I have a summary representation of a body stored in D with a sparse matrix word_freqs. Each row is a document, and each column is a word. This element word_freqs[d,w]represents the number of occurrences of the word w in document d.
I am trying to get another matrix D by W not_word_occs, where for each element word_freqs:
- If
word_freqs[d,w]equal to zero, not_word_occs[d,w]must be one. - Otherwise, it
not_word_occs[d,w]must be zero.
In the end, this matrix will need to be multiplied by other matrices, which can be dense or sparse.
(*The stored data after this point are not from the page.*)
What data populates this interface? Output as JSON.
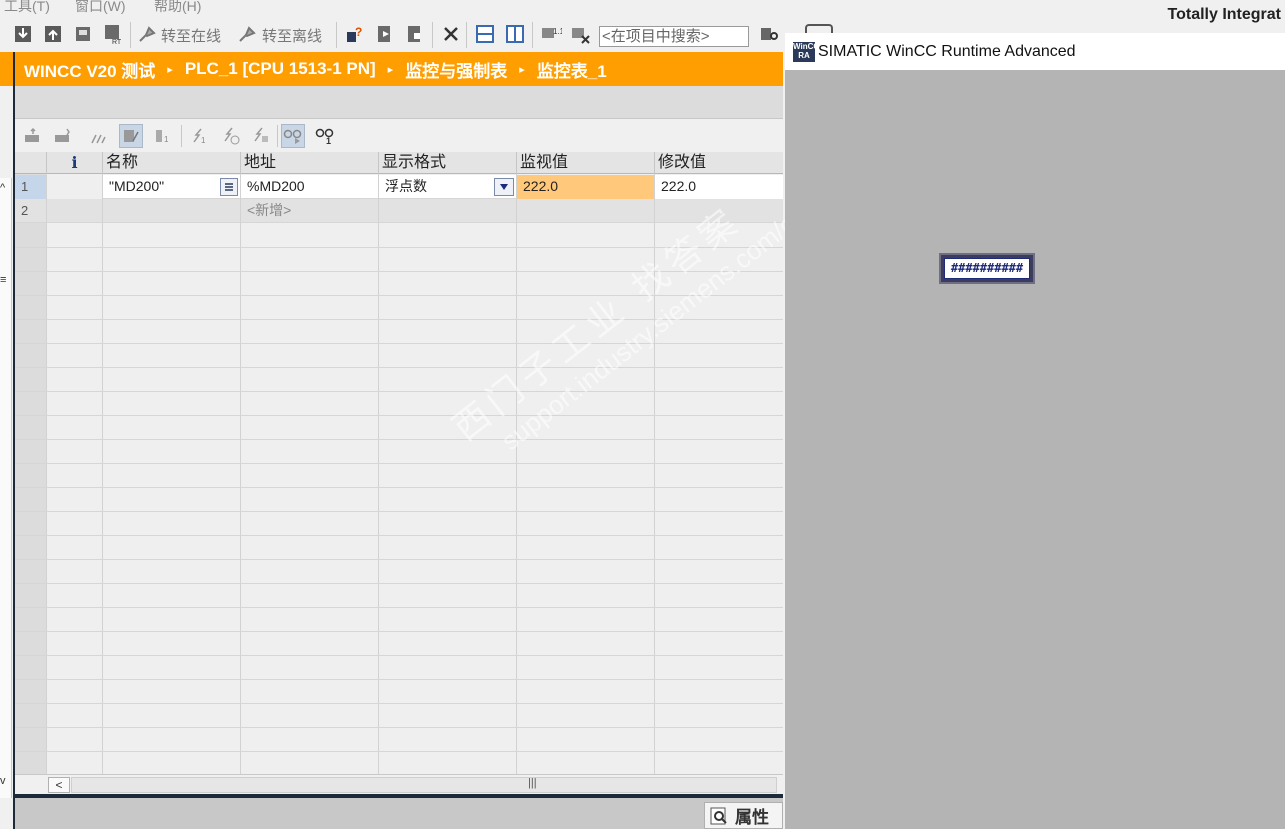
{
  "menu": {
    "items": [
      "工具(T)",
      "窗口(W)",
      "帮助(H)"
    ]
  },
  "toolbar": {
    "go_online": "转至在线",
    "go_offline": "转至离线",
    "search_placeholder": "<在项目中搜索>"
  },
  "brand": {
    "title": "Totally Integrat"
  },
  "breadcrumb": {
    "items": [
      "WINCC  V20 测试",
      "PLC_1 [CPU 1513-1 PN]",
      "监控与强制表",
      "监控表_1"
    ],
    "separator": "▸"
  },
  "table": {
    "columns": [
      "i",
      "名称",
      "地址",
      "显示格式",
      "监视值",
      "修改值"
    ],
    "rows": [
      {
        "num": "1",
        "name": "\"MD200\"",
        "address": "%MD200",
        "format": "浮点数",
        "monitor": "222.0",
        "modify": "222.0"
      },
      {
        "num": "2",
        "name": "",
        "address": "<新增>",
        "format": "",
        "monitor": "",
        "modify": ""
      }
    ],
    "monitor_highlight_color": "#ffc87a"
  },
  "properties": {
    "label": "属性"
  },
  "watermark": {
    "cn": "西门子工业  找答案",
    "url": "support.industry.siemens.com/cs"
  },
  "runtime": {
    "title": "SIMATIC WinCC Runtime Advanced",
    "icon_text": "WinCC RA",
    "io_field_value": "##########"
  },
  "colors": {
    "accent_orange": "#ff9e00",
    "runtime_bg": "#b4b4b4"
  }
}
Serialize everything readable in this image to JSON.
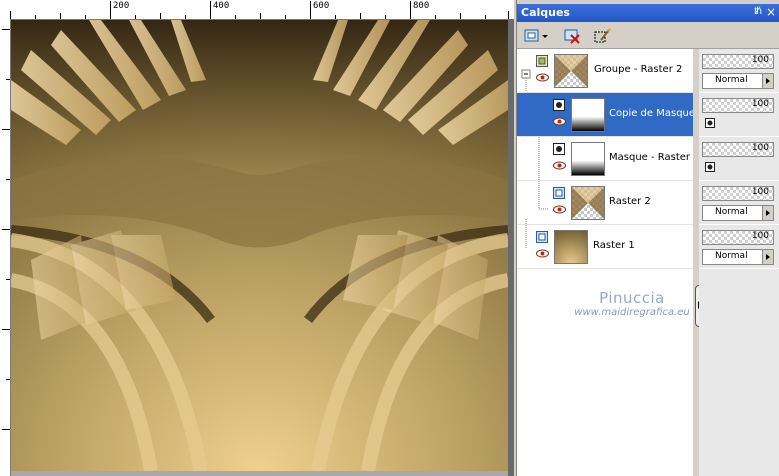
{
  "ruler": {
    "labels": [
      "200",
      "400",
      "600",
      "800"
    ]
  },
  "palette": {
    "title": "Calques",
    "pin_glyph": "ᵺ",
    "close_glyph": "×",
    "layers": [
      {
        "name": "Groupe - Raster 2",
        "opacity": "100",
        "blend": "Normal",
        "selected": false
      },
      {
        "name": "Copie de Masque -",
        "opacity": "100",
        "blend": "",
        "selected": true
      },
      {
        "name": "Masque - Raster 2",
        "opacity": "100",
        "blend": "",
        "selected": false
      },
      {
        "name": "Raster 2",
        "opacity": "100",
        "blend": "Normal",
        "selected": false
      },
      {
        "name": "Raster 1",
        "opacity": "100",
        "blend": "Normal",
        "selected": false
      }
    ]
  },
  "watermark": {
    "line1": "Pinuccia",
    "line2": "www.maidiregrafica.eu"
  },
  "colors": {
    "accent": "#316ac5",
    "title_bar": "#2457c7",
    "art_light": "#e8c98a",
    "art_dark": "#3a2a10"
  },
  "icons": [
    "new-layer-icon",
    "delete-layer-icon",
    "mask-wand-icon",
    "eye-icon",
    "mask-icon"
  ]
}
I tried several methods, including:
not_word_occs = (word_freqs == 0).astype(int)
These are words for toy examples, but leads to a MemoryErrorfor my actual data (about 18,000 x 16,000).
I also tried np.logical_not():
word_occs = sklearn.preprocessing.binarize(word_freqs)
not_word_occs = np.logical_not(word_freqs).astype(int)
This seemed promising, but np.logical_not()didn't work on sparse matrices, which gives the following error:
ValueError: The truth value of an array with more than one element is ambiguous. Use a.any() or a.all().
Any ideas or recommendations would be appreciated.
(By the way, it word_freqsis created using sklearn preprocessing.CountVectorizer(). If there is a solution that includes converting this to a different kind of matrix, I, of course, am open to this.)